Now, let’s validate our script from Section 3 with this tool −

$ shellcheck unity_check_error.sh
In unity_check_error.sh line 8:
if [ "${num1}" -eq 1 ]
^-- SC1049: Did you forget the 'then' for this 'if'?
^-- SC1073: Couldn't parse this if expression. Fix to allow more checks.
In unity_check_error.sh line 10:
else
^-- SC1050: Expected 'then'.
^-- SC1072: Unexpected keyword/token. Fix any mentioned problems and try again.

As we expect, it tells us about the missing then clause. Now, we need to validate our script using the ShellCheck tool.

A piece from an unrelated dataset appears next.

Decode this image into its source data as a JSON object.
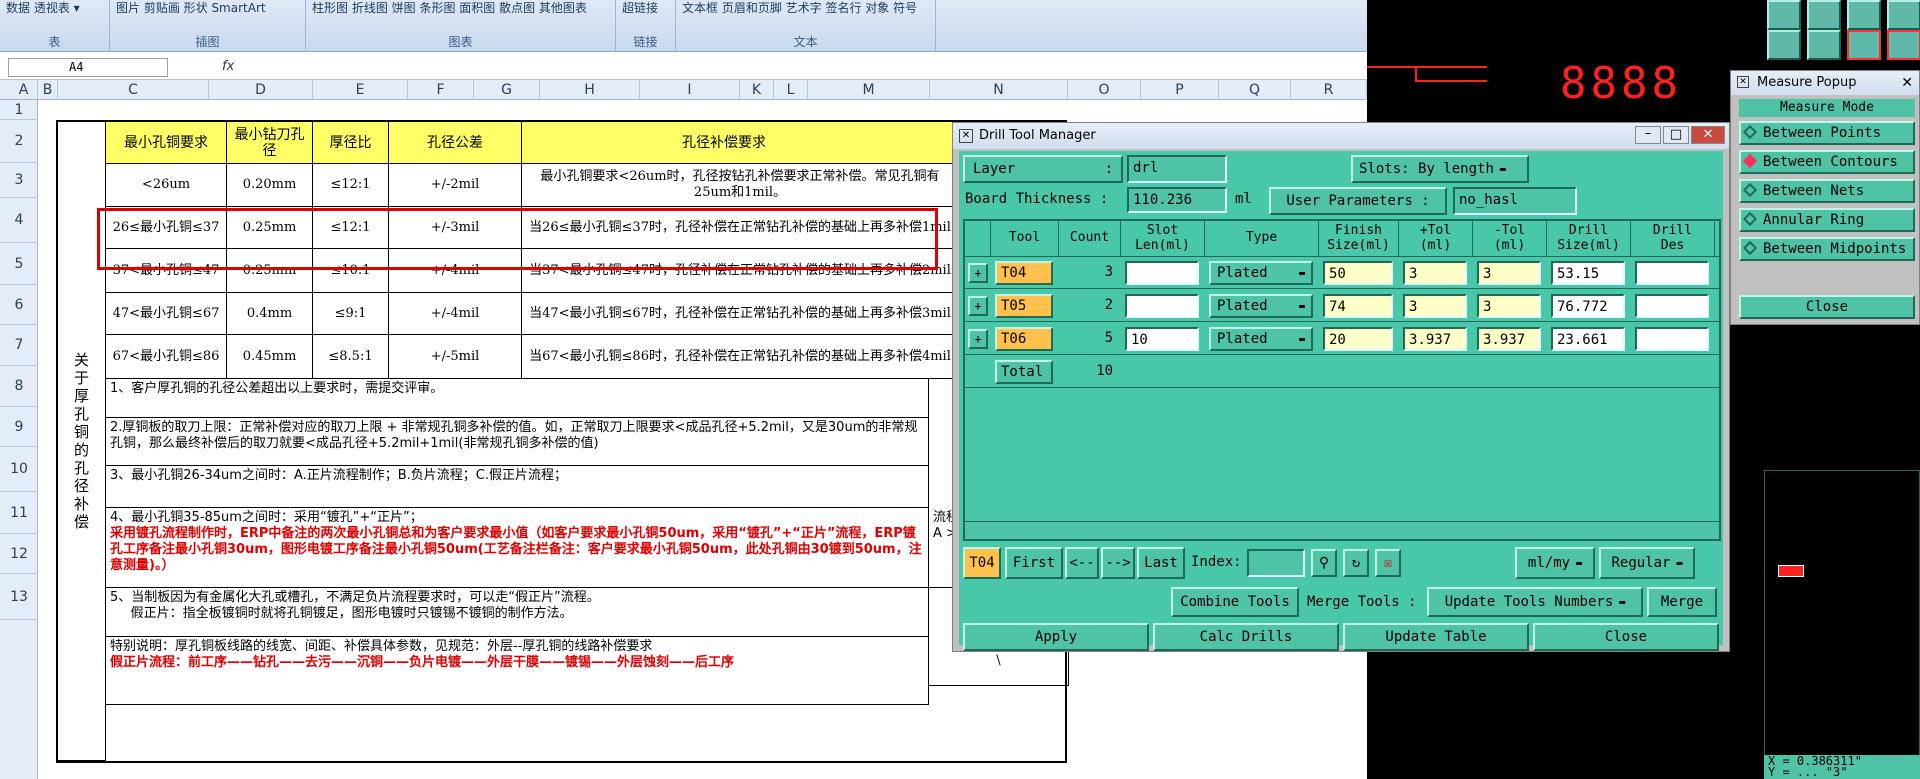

$ shellcheck unity_check.sh
In unity_check.sh line 2:
read -p "Enter the input: " num1
^--^ SC2162: read without -r will mangle backslashes

In unity_check.sh line 3 −

if -z "$num1" ]
^-- SC2215: This flag is used as a command name. Bad line break or missing [ .. ]?
^-- SC2171: Found trailing ] outside test. Add missing [ or quote if intentional.

Great! Bash −n was able to identify the extra parentheses, too, which the grep −E '\(.*\)' file.txt was unable to identify.

Conclusion

We looked at different methods for validating the syntax of a bash script before actually executing it.

We first learned about the noexec (no execute) mode of Bash. Then, we looked at some of its limitations. Finally, we used a third−party utility called ShellCheck to analyze our shell scripts before running them.